We now live in a time when technology, art, and the environment all share similar ideas and collaborate to create innovative artworks by artists. This has indeed improved overall skill.
When you go back in time, you’ll find an endless list of history books and art streams where seven prominent paintings have a similar story to tell.
These paintings reflect the artists’ minds by compelling us to look at a subject from a different angle and perspective, and we should try to question the normalcy of what we see.
They expressed themselves and their ideologies through psychedelic and hyper-imagination, which they referred to as “normal.”
Aesthetics has been the subject of debates among philosophers and other scholars for over two thousand years.
The Oxford Dictionary defines aesthetics as “the philosophy of the beautiful or of art,” “a system of principles for the appreciation of the beautiful,” and “the distinctive underlying principles of a work of art or a genre”.
Aesthetics is a field of study that has drawn researchers from a variety of scientific disciplines, including those outside of philosophy.
Gustav Fechner, the father of experimental aesthetics, attempted to demonstrate in 1876 that rectangles with an aspect ratio equal to the golden ratio are more appealing to human observers than rectangles with other aspect ratios. Later, researchers expressed concerns about the normative role of rectangular preferences.

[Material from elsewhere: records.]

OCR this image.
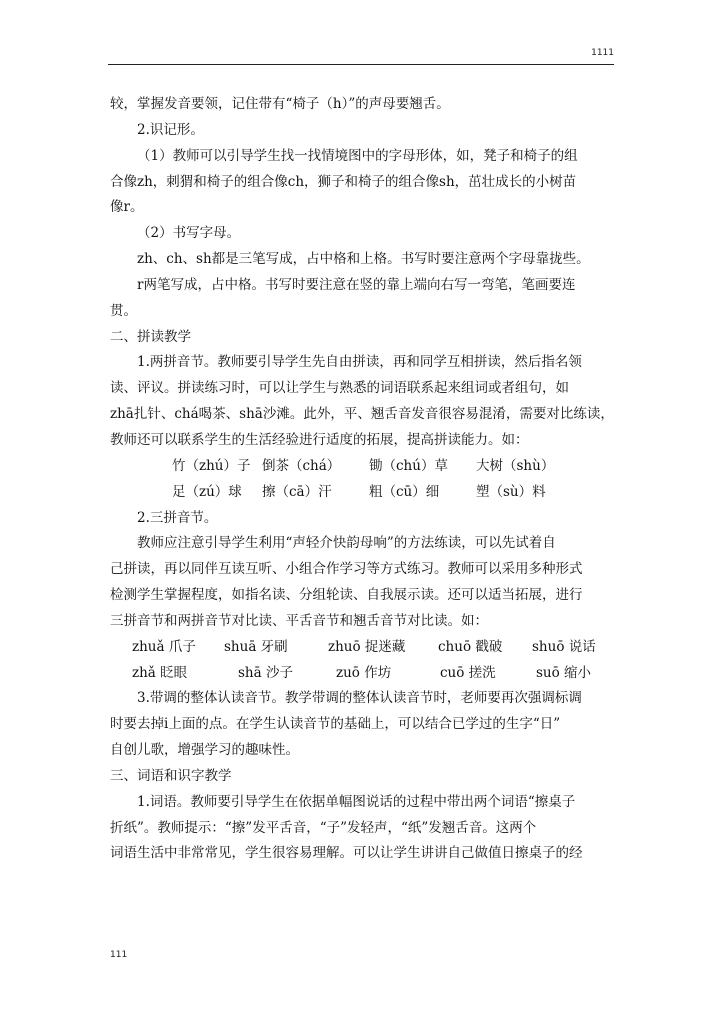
1111
较，掌握发音要领，记住带有“椅子（h）”的声母要翘舌。
2.识记形。
（1）教师可以引导学生找一找情境图中的字母形体，如，凳子和椅子的组
合像zh，刺猬和椅子的组合像ch，狮子和椅子的组合像sh，茁壮成长的小树苗
像r。
（2）书写字母。
zh、ch、sh都是三笔写成，占中格和上格。书写时要注意两个字母靠拢些。
r两笔写成，占中格。书写时要注意在竖的靠上端向右写一弯笔，笔画要连
贯。
二、拼读教学
1.两拼音节。教师要引导学生先自由拼读，再和同学互相拼读，然后指名领
读、评议。拼读练习时，可以让学生与熟悉的词语联系起来组词或者组句，如
zhā扎针、chá喝茶、shā沙滩。此外，平、翘舌音发音很容易混淆，需要对比练读，
教师还可以联系学生的生活经验进行适度的拓展，提高拼读能力。如：
竹（zhú）子 倒茶（chá） 锄（chú）草 大树（shù）
足（zú）球 擦（cā）汗	粗（cū）细	塑（sù）料
2.三拼音节。
教师应注意引导学生利用“声轻介快韵母响”的方法练读，可以先试着自
己拼读，再以同伴互读互听、小组合作学习等方式练习。教师可以采用多种形式
检测学生掌握程度，如指名读、分组轮读、自我展示读。还可以适当拓展，进行
三拼音节和两拼音节对比读、平舌音节和翘舌音节对比读。如：
zhuǎ 爪子 shuā 牙刷	zhuō 捉迷藏 chuō 戳破 shuō 说话
zhǎ 眨眼	shā 沙子	zuō 作坊	cuō 搓洗	suō 缩小
3.带调的整体认读音节。教学带调的整体认读音节时，老师要再次强调标调
时要去掉i上面的点。在学生认读音节的基础上，可以结合已学过的生字“日”
自创儿歌，增强学习的趣味性。
三、词语和识字教学
1.词语。教师要引导学生在依据单幅图说话的过程中带出两个词语“擦桌子
折纸”。教师提示：“擦”发平舌音，“子”发轻声，“纸”发翘舌音。这两个
词语生活中非常常见，学生很容易理解。可以让学生讲讲自己做值日擦桌子的经
111
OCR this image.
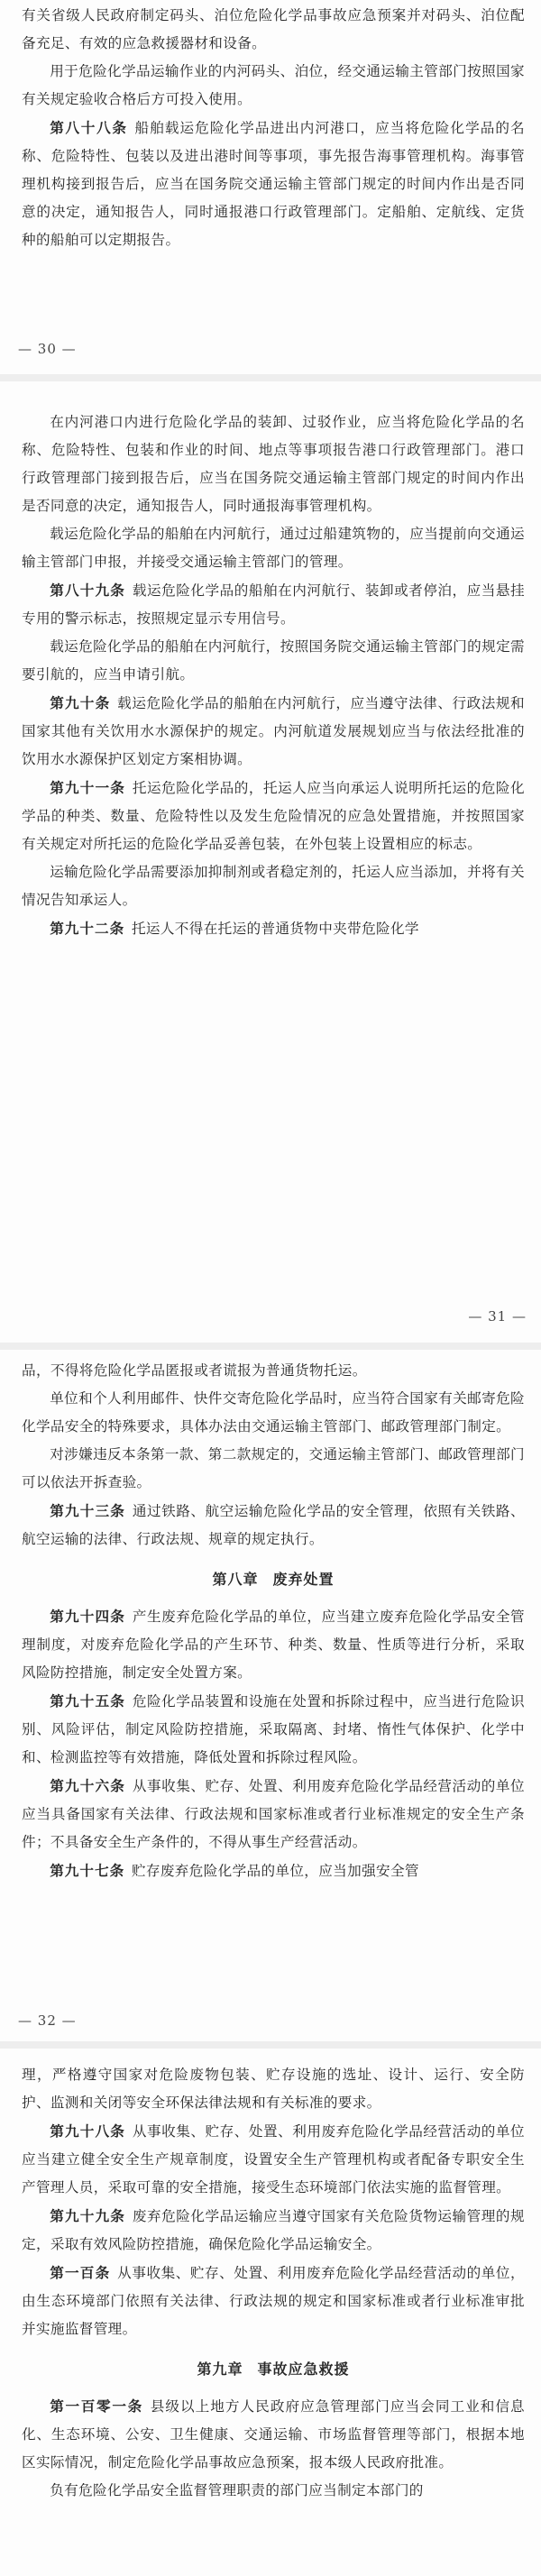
有关省级人民政府制定码头、泊位危险化学品事故应急预案并对码头、泊位配备充足、有效的应急救援器材和设备。

用于危险化学品运输作业的内河码头、泊位，经交通运输主管部门按照国家有关规定验收合格后方可投入使用。

第八十八条 船舶载运危险化学品进出内河港口，应当将危险化学品的名称、危险特性、包装以及进出港时间等事项，事先报告海事管理机构。海事管理机构接到报告后，应当在国务院交通运输主管部门规定的时间内作出是否同意的决定，通知报告人，同时通报港口行政管理部门。定船舶、定航线、定货种的船舶可以定期报告。

— 30 —

在内河港口内进行危险化学品的装卸、过驳作业，应当将危险化学品的名称、危险特性、包装和作业的时间、地点等事项报告港口行政管理部门。港口行政管理部门接到报告后，应当在国务院交通运输主管部门规定的时间内作出是否同意的决定，通知报告人，同时通报海事管理机构。

载运危险化学品的船舶在内河航行，通过过船建筑物的，应当提前向交通运输主管部门申报，并接受交通运输主管部门的管理。

第八十九条 载运危险化学品的船舶在内河航行、装卸或者停泊，应当悬挂专用的警示标志，按照规定显示专用信号。

载运危险化学品的船舶在内河航行，按照国务院交通运输主管部门的规定需要引航的，应当申请引航。

第九十条 载运危险化学品的船舶在内河航行，应当遵守法律、行政法规和国家其他有关饮用水水源保护的规定。内河航道发展规划应当与依法经批准的饮用水水源保护区划定方案相协调。

第九十一条 托运危险化学品的，托运人应当向承运人说明所托运的危险化学品的种类、数量、危险特性以及发生危险情况的应急处置措施，并按照国家有关规定对所托运的危险化学品妥善包装，在外包装上设置相应的标志。

运输危险化学品需要添加抑制剂或者稳定剂的，托运人应当添加，并将有关情况告知承运人。

第九十二条 托运人不得在托运的普通货物中夹带危险化学

— 31 —

品，不得将危险化学品匿报或者谎报为普通货物托运。

单位和个人利用邮件、快件交寄危险化学品时，应当符合国家有关邮寄危险化学品安全的特殊要求，具体办法由交通运输主管部门、邮政管理部门制定。

对涉嫌违反本条第一款、第二款规定的，交通运输主管部门、邮政管理部门可以依法开拆查验。

第九十三条 通过铁路、航空运输危险化学品的安全管理，依照有关铁路、航空运输的法律、行政法规、规章的规定执行。

第八章 废弃处置

第九十四条 产生废弃危险化学品的单位，应当建立废弃危险化学品安全管理制度，对废弃危险化学品的产生环节、种类、数量、性质等进行分析，采取风险防控措施，制定安全处置方案。

第九十五条 危险化学品装置和设施在处置和拆除过程中，应当进行危险识别、风险评估，制定风险防控措施，采取隔离、封堵、惰性气体保护、化学中和、检测监控等有效措施，降低处置和拆除过程风险。

第九十六条 从事收集、贮存、处置、利用废弃危险化学品经营活动的单位应当具备国家有关法律、行政法规和国家标准或者行业标准规定的安全生产条件；不具备安全生产条件的，不得从事生产经营活动。

第九十七条 贮存废弃危险化学品的单位，应当加强安全管

— 32 —

理，严格遵守国家对危险废物包装、贮存设施的选址、设计、运行、安全防护、监测和关闭等安全环保法律法规和有关标准的要求。

第九十八条 从事收集、贮存、处置、利用废弃危险化学品经营活动的单位应当建立健全安全生产规章制度，设置安全生产管理机构或者配备专职安全生产管理人员，采取可靠的安全措施，接受生态环境部门依法实施的监督管理。

第九十九条 废弃危险化学品运输应当遵守国家有关危险货物运输管理的规定，采取有效风险防控措施，确保危险化学品运输安全。

第一百条 从事收集、贮存、处置、利用废弃危险化学品经营活动的单位，由生态环境部门依照有关法律、行政法规的规定和国家标准或者行业标准审批并实施监督管理。

第九章 事故应急救援

第一百零一条 县级以上地方人民政府应急管理部门应当会同工业和信息化、生态环境、公安、卫生健康、交通运输、市场监督管理等部门，根据本地区实际情况，制定危险化学品事故应急预案，报本级人民政府批准。

负有危险化学品安全监督管理职责的部门应当制定本部门的
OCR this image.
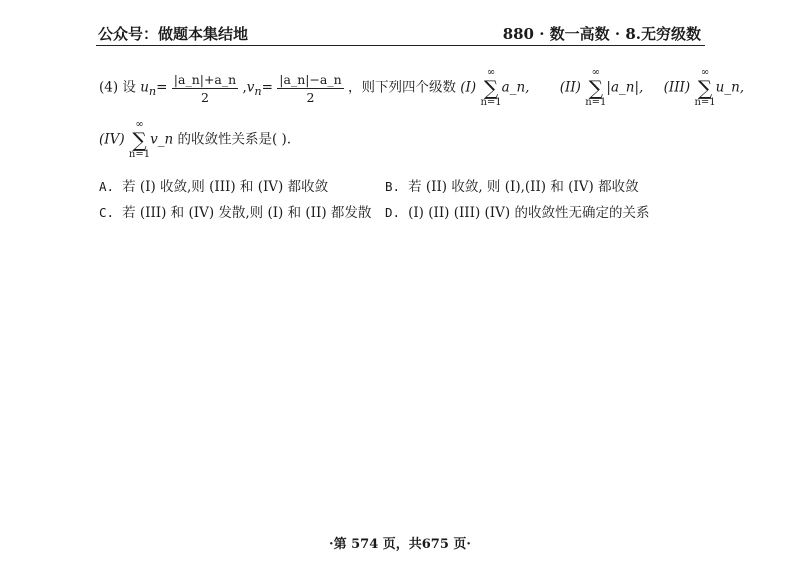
公众号：做题本集结地	880 · 数一高数 · 8.无穷级数
(4) 设 $u_n= \frac{|a\_n|+a\_n}{2} ,v_n= \frac{|a\_n|-a\_n}{2}$ ，则下列四个级数 (I) ∞
∑
n=1a_n, (II) ∞
∑
n=1|a_n|, (III) ∞
∑
n=1u_n,
(IV) ∞
∑
n=1v_n 的收敛性关系是( ).
A. 若 (I) 收敛,则 (III) 和 (IV) 都收敛	B. 若 (II) 收敛, 则 (I),(II) 和 (IV) 都收敛
C. 若 (III) 和 (IV) 发散,则 (I) 和 (II) 都发散 D. (I) (II) (III) (IV) 的收敛性无确定的关系
·第 574 页，共675 页·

Artificial intelligence (AI) is the study and application of artificial intelligence, which is a broad field that encompasses a variety of subfields.
AI research and development has become a multi-billion dollar industry, with many companies racing to develop new AI technologies that can improve their customer service, drive revenue through machine learning, or even win at blackjack or poker.
Artificial intelligence in art focuses on the relationship between machine learning and art making. What role does AI play in our creative processes? How can we best use AI to help make our arts more accessible and original?
Let’s explore these questions together with Hans Fischer, Gerd Brandt Diester, Dennis Ludwig, Ulrich Hoffgen Vogt, Sarah Seidel, Gordon Miller, Ashton H, Toby Fuller and Kim Willis.